Marx discusses further the division of labor, but with respect to the concepts of town and country. It is precisely through the existing “antagonism” between them that defines human activity and the fact that it precedes and is the basis of human reason or consciousness of any sort. It seems that Marx supposes a relationship between town and country that is inseparable, insofar as there is a transition back and forth between them, and that each knows the other through some type of opposition. The town is equated with landed property, community, and barbarism, which suggests unification amongst the people and labor that is subject to the actual means of production (i.e. the land). The country is merely the opposite; it is characterized by private property, individualism, and civilization, suggesting a separation that on the one hand appreciates and encompasses the implications of the town, and on the other hand transcends that of the town by allowing for a more complex and sophisticated system. The town gradually makes its way through improvement towards industry and ultimately to the phase of country by way of manufacturing and trade. This movement can also be seen as the division of material and mental labor, in which Marx considers exactly the separation of town and country, and to me exactly demonstrates their relationship. I will propose that Marx means mental labor as the rise of intellect or rationality in correspondence to material labor. As material labor is advancing, mental labor is becoming an increasing necessity. Each one serves to mediate the other. Similarly, the town is transforming more into the country. Hence, both parties are striving for agreement.
The idea of the country seems to overpower that of the town, even as the town becomes closer to the ideal of country. The town anew mirrors the country, but remains a part of a larger concept of country. On a very literal sense, I will mention that Marx uses England as an example where trade and manufacture were centralized and created for them a world market (Marx 77), while the town (in some cases, not all) reveres England and attempts to follow their lead. This developing relationship between town and country is, as we move through history, a basic element that is built upon.
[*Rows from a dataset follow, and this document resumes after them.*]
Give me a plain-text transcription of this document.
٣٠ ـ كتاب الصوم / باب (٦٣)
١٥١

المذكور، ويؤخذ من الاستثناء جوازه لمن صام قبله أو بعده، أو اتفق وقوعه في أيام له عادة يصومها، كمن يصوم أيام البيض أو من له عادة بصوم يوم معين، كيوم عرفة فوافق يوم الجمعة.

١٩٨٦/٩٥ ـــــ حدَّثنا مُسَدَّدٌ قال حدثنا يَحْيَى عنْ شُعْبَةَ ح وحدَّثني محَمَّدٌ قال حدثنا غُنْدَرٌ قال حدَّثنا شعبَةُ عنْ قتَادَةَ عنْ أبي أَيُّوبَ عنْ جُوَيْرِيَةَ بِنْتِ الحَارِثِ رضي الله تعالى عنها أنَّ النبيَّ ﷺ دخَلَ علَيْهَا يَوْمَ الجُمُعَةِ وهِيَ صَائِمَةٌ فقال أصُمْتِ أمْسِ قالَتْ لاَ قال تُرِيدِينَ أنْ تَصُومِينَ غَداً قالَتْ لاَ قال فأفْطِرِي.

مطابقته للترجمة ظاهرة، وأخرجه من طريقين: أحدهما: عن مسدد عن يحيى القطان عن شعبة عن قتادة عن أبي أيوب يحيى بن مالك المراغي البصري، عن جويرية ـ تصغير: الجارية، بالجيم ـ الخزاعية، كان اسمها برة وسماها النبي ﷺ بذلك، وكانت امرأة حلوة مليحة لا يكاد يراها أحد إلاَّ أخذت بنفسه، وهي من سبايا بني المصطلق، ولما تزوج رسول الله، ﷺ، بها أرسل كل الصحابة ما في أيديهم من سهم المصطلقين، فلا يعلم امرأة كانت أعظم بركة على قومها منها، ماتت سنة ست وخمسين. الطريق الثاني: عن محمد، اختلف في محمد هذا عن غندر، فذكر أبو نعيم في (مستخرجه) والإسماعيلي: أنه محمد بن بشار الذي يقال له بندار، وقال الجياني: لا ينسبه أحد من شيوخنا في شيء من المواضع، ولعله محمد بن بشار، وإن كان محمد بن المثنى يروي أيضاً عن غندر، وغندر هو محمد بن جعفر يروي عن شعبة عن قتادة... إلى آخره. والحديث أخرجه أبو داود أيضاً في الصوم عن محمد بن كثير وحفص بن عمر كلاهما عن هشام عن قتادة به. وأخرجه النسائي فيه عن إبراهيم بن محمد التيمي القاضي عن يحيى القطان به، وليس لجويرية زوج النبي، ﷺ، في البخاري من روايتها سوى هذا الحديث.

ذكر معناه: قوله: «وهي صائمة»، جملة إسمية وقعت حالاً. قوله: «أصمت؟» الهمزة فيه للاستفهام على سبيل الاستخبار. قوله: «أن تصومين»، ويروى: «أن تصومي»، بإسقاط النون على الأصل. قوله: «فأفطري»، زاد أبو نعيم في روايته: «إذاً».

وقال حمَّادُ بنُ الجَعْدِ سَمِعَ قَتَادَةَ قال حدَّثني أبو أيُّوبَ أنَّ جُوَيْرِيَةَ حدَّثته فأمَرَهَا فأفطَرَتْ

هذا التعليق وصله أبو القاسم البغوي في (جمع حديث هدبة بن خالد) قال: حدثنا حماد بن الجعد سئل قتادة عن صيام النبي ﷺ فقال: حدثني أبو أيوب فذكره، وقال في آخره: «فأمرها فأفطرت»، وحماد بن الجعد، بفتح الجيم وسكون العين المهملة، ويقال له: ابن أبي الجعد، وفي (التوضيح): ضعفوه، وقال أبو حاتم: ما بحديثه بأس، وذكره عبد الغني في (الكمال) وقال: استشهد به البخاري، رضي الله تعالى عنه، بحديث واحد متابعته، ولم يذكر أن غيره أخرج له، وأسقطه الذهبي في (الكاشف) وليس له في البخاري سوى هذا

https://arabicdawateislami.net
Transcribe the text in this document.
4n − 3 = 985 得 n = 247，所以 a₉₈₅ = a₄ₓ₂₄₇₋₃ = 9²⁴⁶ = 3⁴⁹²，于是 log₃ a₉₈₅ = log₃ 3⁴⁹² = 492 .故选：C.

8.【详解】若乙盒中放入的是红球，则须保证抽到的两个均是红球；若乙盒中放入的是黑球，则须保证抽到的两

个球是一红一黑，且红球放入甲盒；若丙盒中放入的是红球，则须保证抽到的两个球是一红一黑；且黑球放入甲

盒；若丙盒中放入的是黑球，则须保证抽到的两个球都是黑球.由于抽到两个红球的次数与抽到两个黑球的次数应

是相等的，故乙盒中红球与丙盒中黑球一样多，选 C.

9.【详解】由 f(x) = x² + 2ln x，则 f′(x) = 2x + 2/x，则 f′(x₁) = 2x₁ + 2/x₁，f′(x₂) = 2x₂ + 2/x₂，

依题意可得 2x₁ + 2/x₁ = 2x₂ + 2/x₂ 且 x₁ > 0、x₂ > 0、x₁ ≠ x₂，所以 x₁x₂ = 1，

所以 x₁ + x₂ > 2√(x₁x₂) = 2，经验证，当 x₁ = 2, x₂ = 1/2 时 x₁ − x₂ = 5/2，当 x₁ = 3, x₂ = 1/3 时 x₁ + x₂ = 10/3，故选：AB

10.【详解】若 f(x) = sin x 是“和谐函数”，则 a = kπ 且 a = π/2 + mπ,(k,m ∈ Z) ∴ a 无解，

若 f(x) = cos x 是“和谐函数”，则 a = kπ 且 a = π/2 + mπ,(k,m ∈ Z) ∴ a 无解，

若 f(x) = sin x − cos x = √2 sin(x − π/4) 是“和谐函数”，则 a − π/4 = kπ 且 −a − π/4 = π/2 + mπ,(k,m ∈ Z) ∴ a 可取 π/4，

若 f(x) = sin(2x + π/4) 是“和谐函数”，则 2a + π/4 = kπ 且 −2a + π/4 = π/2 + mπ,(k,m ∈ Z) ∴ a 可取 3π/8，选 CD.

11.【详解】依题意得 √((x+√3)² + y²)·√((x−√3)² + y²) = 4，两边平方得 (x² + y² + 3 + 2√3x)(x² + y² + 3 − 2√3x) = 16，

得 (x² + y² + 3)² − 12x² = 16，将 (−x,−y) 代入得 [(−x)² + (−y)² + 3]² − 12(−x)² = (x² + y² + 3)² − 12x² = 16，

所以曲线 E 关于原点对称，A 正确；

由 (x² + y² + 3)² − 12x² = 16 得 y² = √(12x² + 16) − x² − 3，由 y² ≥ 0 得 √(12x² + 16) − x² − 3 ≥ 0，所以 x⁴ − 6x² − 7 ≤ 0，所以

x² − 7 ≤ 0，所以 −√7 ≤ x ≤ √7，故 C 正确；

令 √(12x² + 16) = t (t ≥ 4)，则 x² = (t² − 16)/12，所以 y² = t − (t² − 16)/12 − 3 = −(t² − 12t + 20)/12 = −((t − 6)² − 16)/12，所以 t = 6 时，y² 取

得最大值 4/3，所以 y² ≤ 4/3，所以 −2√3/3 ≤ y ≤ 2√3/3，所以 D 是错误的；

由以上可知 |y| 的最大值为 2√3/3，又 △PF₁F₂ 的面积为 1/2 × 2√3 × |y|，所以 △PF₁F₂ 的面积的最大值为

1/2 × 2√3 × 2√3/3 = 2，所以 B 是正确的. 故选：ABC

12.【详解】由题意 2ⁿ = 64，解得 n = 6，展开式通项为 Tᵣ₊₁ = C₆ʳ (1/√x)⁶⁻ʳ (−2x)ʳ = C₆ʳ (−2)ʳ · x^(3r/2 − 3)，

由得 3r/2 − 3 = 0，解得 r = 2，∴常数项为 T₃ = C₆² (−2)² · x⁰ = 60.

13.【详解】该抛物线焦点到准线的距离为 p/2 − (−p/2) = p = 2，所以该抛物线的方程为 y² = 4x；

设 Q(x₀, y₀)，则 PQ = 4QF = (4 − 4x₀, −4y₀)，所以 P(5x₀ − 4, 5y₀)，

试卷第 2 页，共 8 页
There is not much, though, to inquire about this aspect of Marx’s account as I have condensed Marx's elaborate relationship between town and country, in which serve to facilitate the manifest of ideas such as property, as well as, in the end revolution.
I wonder if now since, as you said, the town is transforming more into the country, then what happens to the role of the country? Is it now fulfilled by the world? Since World War II, we have a seen continual progress to a more and more global society (the creation of the United Nations, open-border policies throughout Europe, telephones and the internet as a global communication system, free-trade, etc). As hundreds of years ago, people identified with their towns as the personal and most immediately important identity, and their countries as the largest collective of which they needed to be concerned, so too now do people seem to go to the country as their immediate identity in the context the world.
ReplyDeleteI would say that the role of the country is definitely becoming more global and worldly. As Marx says when he refers to England, there is a world market being created—as England is the center of manufacture and trade (Marx 77). Everyone is subject to the world market, and so each the town and country have a part in yielding to the interest of it. They are exactly the means of production and manufacture. The country is representative of everything within it, as you have alluded to. In terms of the division of labor and the gap between mental and material production, the town and the country seem to no longer have such great distinctions, though the country is ultimately the producer of mental production and receiver of material production.
ReplyDeleteI agree with Oscar; what was then considered the country in Marx' theory can now be applied to the world. The world has definitely become more global since Marx was living and much of the economy has been country-less and global; large corporations such as Pepsi, AOL and Nike are often very multinational and very distanced from their nation of origin. Labor is also exported, so both the office and the factory relating to a company can be found in a location half the world away. Outsourcing to India and China to take advantage of laborers is now the norm for interstate agents such as corporations so, unlike in Victorian England, we don't even have to hide slums in the corners of our cities.
ReplyDeleteI do agree with you guys that Marx's theory of country can be applied to the global trade of today. Now, everything is globally valued. Not only that all these enterprises are collaborated and they function globally. I think during Marx time, town was transforming to country and now it is transforming to global from country. And due to all these new advanced technology the world is becoming smaller. And everything has become easy to access and facilitate. I think however there main core objective of all these transformation is to manifest for greater goods. I think one way or the other all these concepts of transformation are inter-related; either it is from town to country or country to global.
ReplyDeleteAccording to Marx, each transformation, whether from town to country or country to world, further extends the capitalist mode of production to allow for the further accumulation of capital. I believe the objective here is just a fatter profit margin, not necessarily the greater good. Globalization of capitalism has only extended the inequalities that were once contained in a single country. Accordingly, a select few across countries continue to enjoy the “freaks of fortune.” Meanwhile, as Agatha pointed out, the slums comprise numerous cities and regions.The widening income gap between the top 10 percent and the remainder of the labor force across countries signifies this global concentration of wealth alongside the global expansion of poverty. Marx describes this as a concentration of a capitalist class by stating, “big industry created a class, which in all nations has the same interest and with which nationality is already dead” (p 78). According to Marx, the top 10 percent of wage earners increasingly have a stronger affinity with workers of the same income bracket across countries than they do with the remaining 90 percent of wage earners in their own country.